As I sat at the long table, tilted on the side of the Russians by sheer numbers, I at last had a chance to look into the eyes of these people. Maybe if we cried about the same things and laughed about the same things there was hope for the world.

Since I was introduced as a humorist, I began my remarks by telling them that the major problem of American women was that for every pair of socks put into the washer, only one sock came back. We figured it went to live with Jesus.

It wasn't the first time I had told a joke and died. It was, however, the first time I felt they were going to outline my body in chalk. How could Russian women possibly relate to washing machine stories when no one owned one?

Moving right along, I told them the second major problem in America was men who sat around and watched one hundred and eighty-seven football games a weekend. At this point, the entire Russian delegation snapped to life and the chairman interrupted, “Mrs. Bombeck, you have just touched upon a global problem. What do you do in America about husbands who watch too much TV?”

I told her I had mine declared legally dead and his estate probated.

The laughter came. It was a Laughnost breakthrough. From there on in, we became a good-ole-girls network trying to pinpoint our concerns and how we could deal effectively with them.

One woman told us how Russian women were given the incentive of 200 rubles ($336 in U.S. currency) for giving birth to triplets. She added dryly, “You don't see anyone racing for the door, do you?”

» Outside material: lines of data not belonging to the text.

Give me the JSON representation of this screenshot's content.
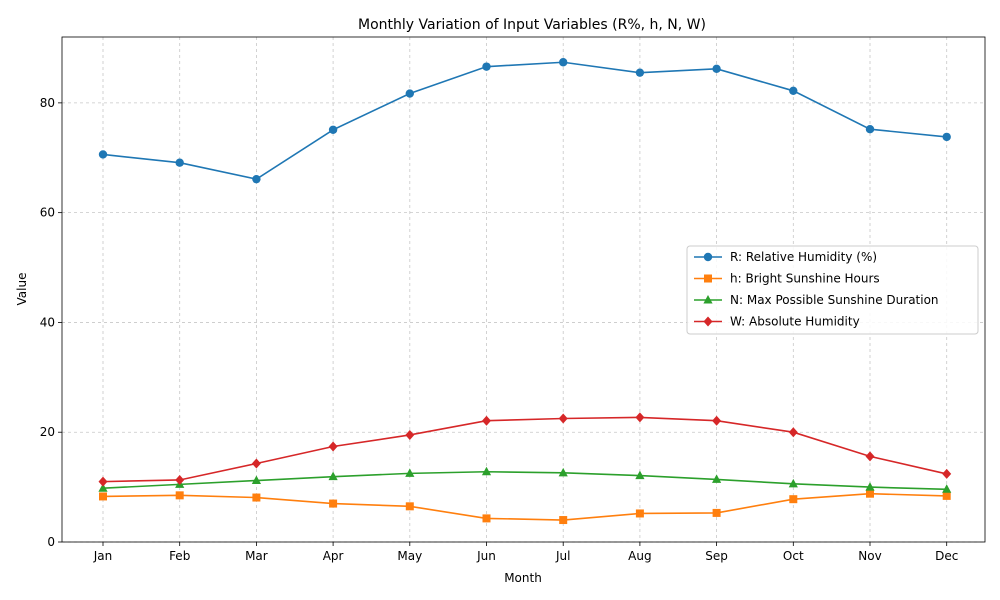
{
  "chart_data": {
    "type": "line",
    "title": "Monthly Variation of Input Variables (R%, h, N, W)",
    "xlabel": "Month",
    "ylabel": "Value",
    "categories": [
      "Jan",
      "Feb",
      "Mar",
      "Apr",
      "May",
      "Jun",
      "Jul",
      "Aug",
      "Sep",
      "Oct",
      "Nov",
      "Dec"
    ],
    "ylim": [
      0,
      92
    ],
    "yticks": [
      0,
      20,
      40,
      60,
      80
    ],
    "grid": true,
    "legend_position": "center-right",
    "series": [
      {
        "name": "R: Relative Humidity (%)",
        "color": "#1f77b4",
        "marker": "circle",
        "values": [
          70.6,
          69.1,
          66.1,
          75.1,
          81.7,
          86.6,
          87.4,
          85.5,
          86.2,
          82.2,
          75.2,
          73.8
        ]
      },
      {
        "name": "h: Bright Sunshine Hours",
        "color": "#ff7f0e",
        "marker": "square",
        "values": [
          8.3,
          8.5,
          8.1,
          7.0,
          6.5,
          4.3,
          4.0,
          5.2,
          5.3,
          7.8,
          8.8,
          8.4
        ]
      },
      {
        "name": "N: Max Possible Sunshine Duration",
        "color": "#2ca02c",
        "marker": "triangle",
        "values": [
          9.8,
          10.5,
          11.2,
          11.9,
          12.5,
          12.8,
          12.6,
          12.1,
          11.4,
          10.6,
          10.0,
          9.6
        ]
      },
      {
        "name": "W: Absolute Humidity",
        "color": "#d62728",
        "marker": "diamond",
        "values": [
          11.0,
          11.3,
          14.3,
          17.4,
          19.5,
          22.1,
          22.5,
          22.7,
          22.1,
          20.0,
          15.6,
          12.4
        ]
      }
    ]
  }
}
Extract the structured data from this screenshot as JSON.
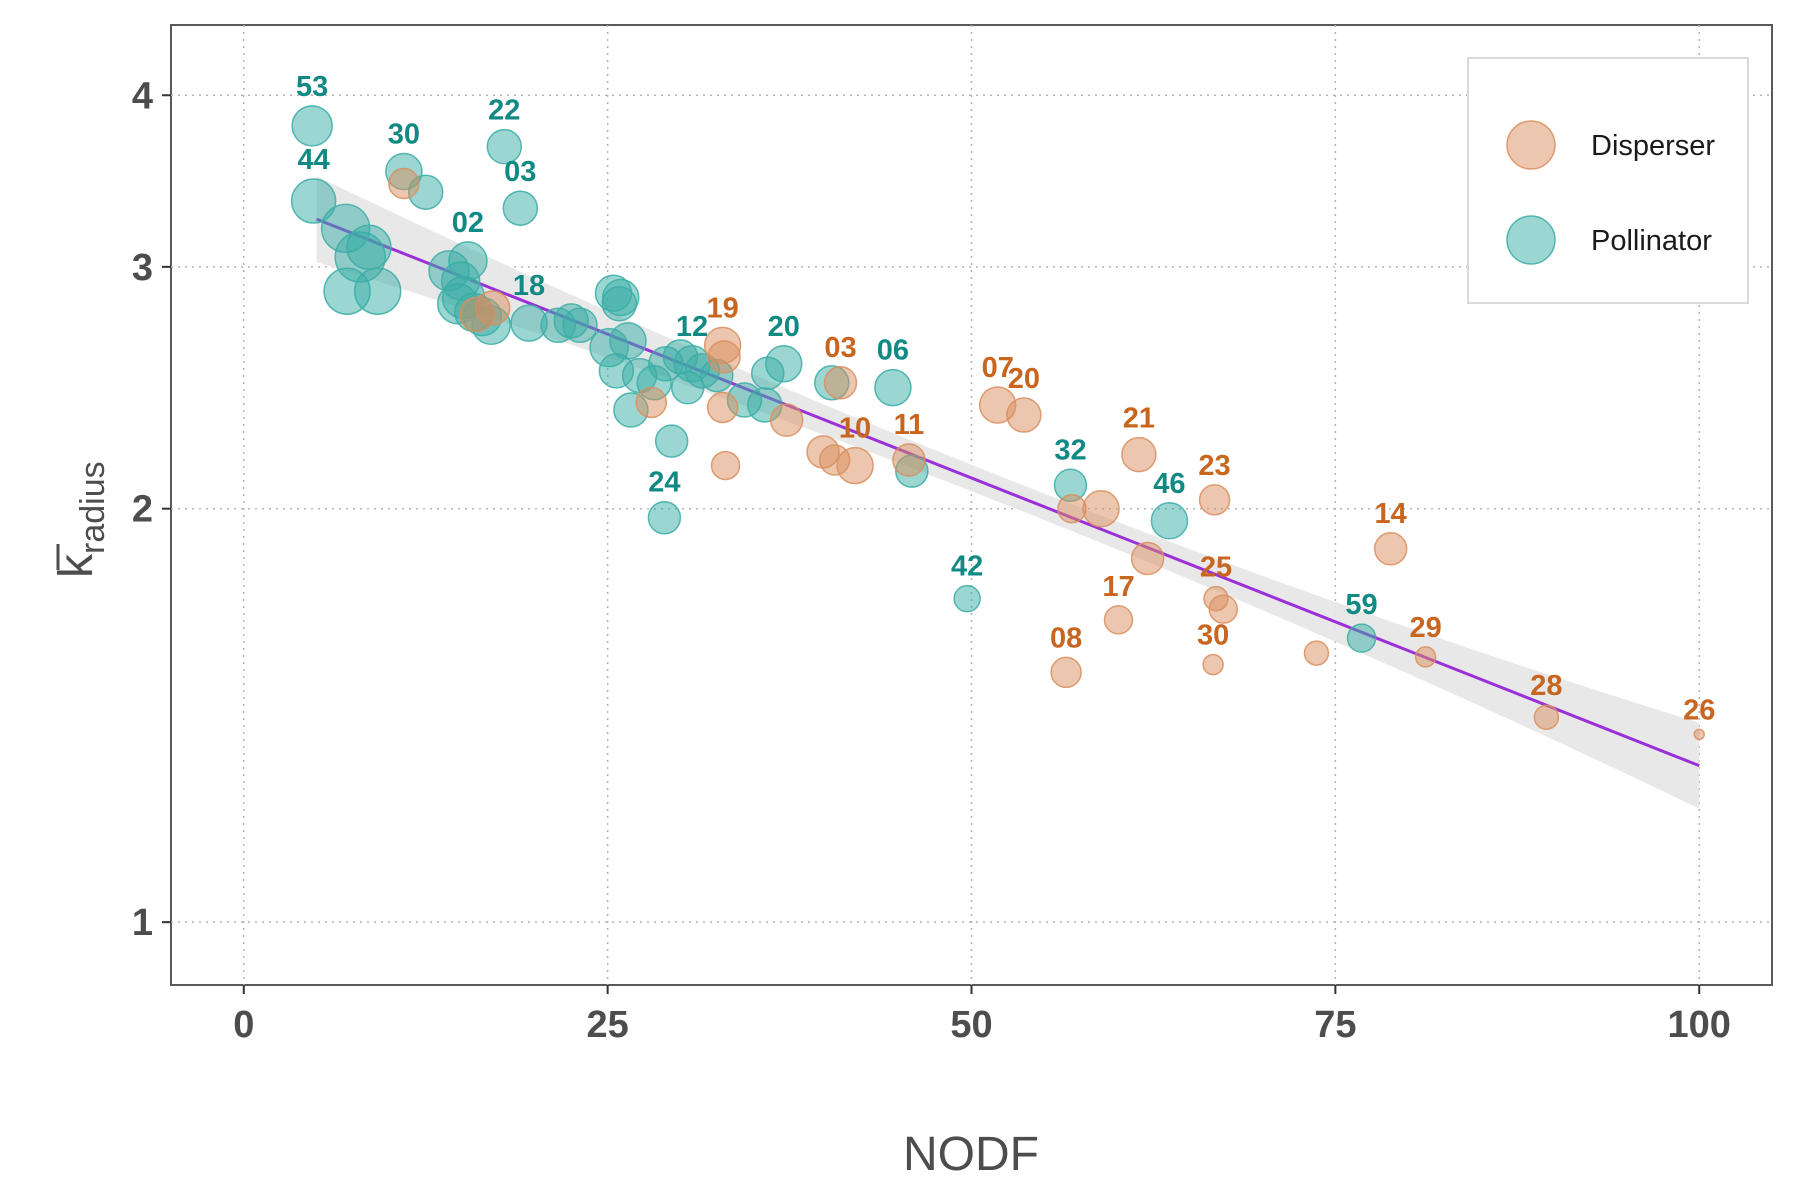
{
  "chart_data": {
    "type": "scatter",
    "xlabel": "NODF",
    "ylabel_main": "k",
    "ylabel_sub": "radius",
    "y_scale": "log",
    "xlim": [
      -5,
      105
    ],
    "ylim": [
      0.9,
      4.5
    ],
    "x_ticks": [
      0,
      25,
      50,
      75,
      100
    ],
    "x_tick_labels": [
      "0",
      "25",
      "50",
      "75",
      "100"
    ],
    "y_ticks": [
      1,
      2,
      3,
      4
    ],
    "y_tick_labels": [
      "1",
      "2",
      "3",
      "4"
    ],
    "grid": true,
    "legend_position": "top-right",
    "colors": {
      "Disperser": "#D98E5E",
      "Pollinator": "#3AADA6",
      "Disperser_label": "#C8651E",
      "Pollinator_label": "#128A84",
      "trend": "#9B30D9",
      "band": "#e6e6e6"
    },
    "legend": [
      {
        "name": "Disperser"
      },
      {
        "name": "Pollinator"
      }
    ],
    "trend_line": {
      "x": [
        5,
        100
      ],
      "y": [
        3.25,
        1.3
      ]
    },
    "series": [
      {
        "name": "Pollinator",
        "points": [
          {
            "x": 4.7,
            "y": 3.8,
            "label": "53",
            "size": 20
          },
          {
            "x": 4.8,
            "y": 3.35,
            "label": "44",
            "size": 22
          },
          {
            "x": 11.0,
            "y": 3.52,
            "label": "30",
            "size": 18
          },
          {
            "x": 17.9,
            "y": 3.67,
            "label": "22",
            "size": 17
          },
          {
            "x": 19.0,
            "y": 3.31,
            "label": "03",
            "size": 17
          },
          {
            "x": 15.4,
            "y": 3.03,
            "label": "02",
            "size": 19
          },
          {
            "x": 19.6,
            "y": 2.73,
            "label": "18",
            "size": 18
          },
          {
            "x": 30.8,
            "y": 2.55,
            "label": "12",
            "size": 18
          },
          {
            "x": 37.1,
            "y": 2.55,
            "label": "20",
            "size": 18
          },
          {
            "x": 44.6,
            "y": 2.45,
            "label": "06",
            "size": 18
          },
          {
            "x": 28.9,
            "y": 1.97,
            "label": "24",
            "size": 16
          },
          {
            "x": 56.8,
            "y": 2.08,
            "label": "32",
            "size": 16
          },
          {
            "x": 63.6,
            "y": 1.96,
            "label": "46",
            "size": 18
          },
          {
            "x": 49.7,
            "y": 1.72,
            "label": "42",
            "size": 13
          },
          {
            "x": 76.8,
            "y": 1.61,
            "label": "59",
            "size": 14
          },
          {
            "x": 7.0,
            "y": 3.2,
            "size": 24
          },
          {
            "x": 8.0,
            "y": 3.05,
            "size": 25
          },
          {
            "x": 8.6,
            "y": 3.1,
            "size": 22
          },
          {
            "x": 7.1,
            "y": 2.88,
            "size": 23
          },
          {
            "x": 9.2,
            "y": 2.88,
            "size": 23
          },
          {
            "x": 12.5,
            "y": 3.4,
            "size": 17
          },
          {
            "x": 14.1,
            "y": 2.98,
            "size": 20
          },
          {
            "x": 14.9,
            "y": 2.93,
            "size": 19
          },
          {
            "x": 15.1,
            "y": 2.85,
            "size": 21
          },
          {
            "x": 14.7,
            "y": 2.82,
            "size": 20
          },
          {
            "x": 15.8,
            "y": 2.78,
            "size": 19
          },
          {
            "x": 16.4,
            "y": 2.76,
            "size": 19
          },
          {
            "x": 17.0,
            "y": 2.72,
            "size": 19
          },
          {
            "x": 21.6,
            "y": 2.72,
            "size": 17
          },
          {
            "x": 22.5,
            "y": 2.74,
            "size": 17
          },
          {
            "x": 23.1,
            "y": 2.72,
            "size": 17
          },
          {
            "x": 25.4,
            "y": 2.87,
            "size": 18
          },
          {
            "x": 25.9,
            "y": 2.85,
            "size": 18
          },
          {
            "x": 25.8,
            "y": 2.82,
            "size": 17
          },
          {
            "x": 25.1,
            "y": 2.62,
            "size": 19
          },
          {
            "x": 26.4,
            "y": 2.65,
            "size": 18
          },
          {
            "x": 25.6,
            "y": 2.52,
            "size": 17
          },
          {
            "x": 27.2,
            "y": 2.5,
            "size": 17
          },
          {
            "x": 28.2,
            "y": 2.47,
            "size": 17
          },
          {
            "x": 29.0,
            "y": 2.55,
            "size": 17
          },
          {
            "x": 30.0,
            "y": 2.58,
            "size": 17
          },
          {
            "x": 31.5,
            "y": 2.52,
            "size": 17
          },
          {
            "x": 30.5,
            "y": 2.45,
            "size": 16
          },
          {
            "x": 26.6,
            "y": 2.36,
            "size": 17
          },
          {
            "x": 29.4,
            "y": 2.24,
            "size": 16
          },
          {
            "x": 32.5,
            "y": 2.5,
            "size": 16
          },
          {
            "x": 34.4,
            "y": 2.4,
            "size": 17
          },
          {
            "x": 35.8,
            "y": 2.38,
            "size": 17
          },
          {
            "x": 36.0,
            "y": 2.51,
            "size": 16
          },
          {
            "x": 40.4,
            "y": 2.47,
            "size": 17
          },
          {
            "x": 45.9,
            "y": 2.13,
            "size": 16
          }
        ]
      },
      {
        "name": "Disperser",
        "points": [
          {
            "x": 32.9,
            "y": 2.63,
            "label": "19",
            "size": 18
          },
          {
            "x": 41.0,
            "y": 2.47,
            "label": "03",
            "size": 16
          },
          {
            "x": 51.8,
            "y": 2.38,
            "label": "07",
            "size": 18
          },
          {
            "x": 53.6,
            "y": 2.34,
            "label": "20",
            "size": 17
          },
          {
            "x": 42.0,
            "y": 2.15,
            "label": "10",
            "size": 18
          },
          {
            "x": 45.7,
            "y": 2.17,
            "label": "11",
            "size": 16
          },
          {
            "x": 61.5,
            "y": 2.19,
            "label": "21",
            "size": 17
          },
          {
            "x": 66.7,
            "y": 2.03,
            "label": "23",
            "size": 15
          },
          {
            "x": 78.8,
            "y": 1.87,
            "label": "14",
            "size": 16
          },
          {
            "x": 66.8,
            "y": 1.72,
            "label": "25",
            "size": 12
          },
          {
            "x": 60.1,
            "y": 1.66,
            "label": "17",
            "size": 14
          },
          {
            "x": 56.5,
            "y": 1.52,
            "label": "08",
            "size": 15
          },
          {
            "x": 66.6,
            "y": 1.54,
            "label": "30",
            "size": 10
          },
          {
            "x": 81.2,
            "y": 1.56,
            "label": "29",
            "size": 10
          },
          {
            "x": 89.5,
            "y": 1.41,
            "label": "28",
            "size": 12
          },
          {
            "x": 100.0,
            "y": 1.37,
            "label": "26",
            "size": 5
          },
          {
            "x": 11.0,
            "y": 3.45,
            "size": 15
          },
          {
            "x": 17.1,
            "y": 2.8,
            "size": 17
          },
          {
            "x": 16.0,
            "y": 2.77,
            "size": 17
          },
          {
            "x": 33.0,
            "y": 2.58,
            "size": 16
          },
          {
            "x": 28.0,
            "y": 2.39,
            "size": 15
          },
          {
            "x": 32.9,
            "y": 2.37,
            "size": 15
          },
          {
            "x": 37.3,
            "y": 2.32,
            "size": 16
          },
          {
            "x": 33.1,
            "y": 2.15,
            "size": 14
          },
          {
            "x": 39.8,
            "y": 2.2,
            "size": 16
          },
          {
            "x": 40.6,
            "y": 2.17,
            "size": 15
          },
          {
            "x": 56.9,
            "y": 2.0,
            "size": 14
          },
          {
            "x": 58.9,
            "y": 2.0,
            "size": 18
          },
          {
            "x": 62.1,
            "y": 1.84,
            "size": 16
          },
          {
            "x": 67.3,
            "y": 1.69,
            "size": 14
          },
          {
            "x": 73.7,
            "y": 1.57,
            "size": 12
          }
        ]
      }
    ]
  }
}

Another one complained about the reticence of the Russians to talk about sex. “There is no sex education taught in schools. My only instruction was from my mother who said, 'You'll get sick of the whole business soon enough.” (The unmarried American delegate on my left mumbled, “Don't I wish.” The translator broke up.)

At one point, one of the women, who held a doctorate in education, excused herself from the table. When we asked where she was going, we were told her grandchild was home ill and she wanted to check on him. They had caring grandmothers . . . even in the Evil Empire. Imagine that.